Sep 26, 2010 00:10
Reading what I've written I realized there was a problem: Everything is much too generic. Yeah, I think my rules of magic and the story itself are interesting and original, but unless I shake Skein up mightily, I am in danger of creating yet another interchangeable Euro-centric costume piece.
So what to do? Make my magic more weird? Introduce mythic beings -- maybe from the Eastern European traditions of my father's parents?
Thinking of my father's parents got me thinking about my own. And their deep love for the place they met: West Africa. Specifically what is now Ghana and Cote d'Ivoire.

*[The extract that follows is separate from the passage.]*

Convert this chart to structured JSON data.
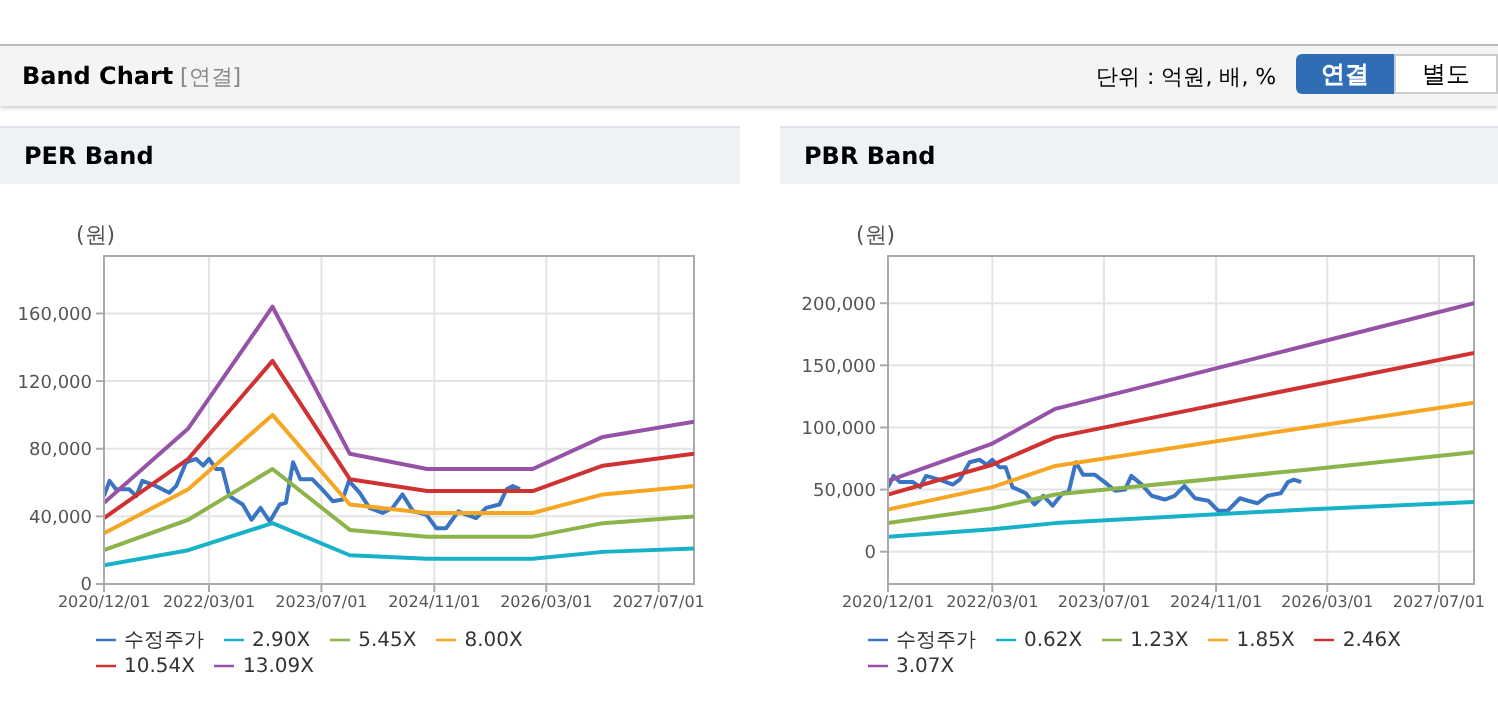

I wouldn't be too literal, of course. Just as most Euro-centric fantasies take elements from a variety of traditions and cultures to create the medieval world so familiar to western readers, I'll blend aspects of Ibo and Yoruba and other cultures of the region; [edit to add: This next phrase is a howling mistake. I chose not to correct it, but I do straighten out what I meant to say in the comments.] probably blend in aspects of the Benin and Mali Empires before Islam for my politics. I may include some European technology -- like wheels.
It's still in the brainstorming stage, but what I'm talking about is a ground-up rewrite; what I was taught to call a redrafting. It will be the same story -- maybe even the same characters -- but re-imagined in a completely different world.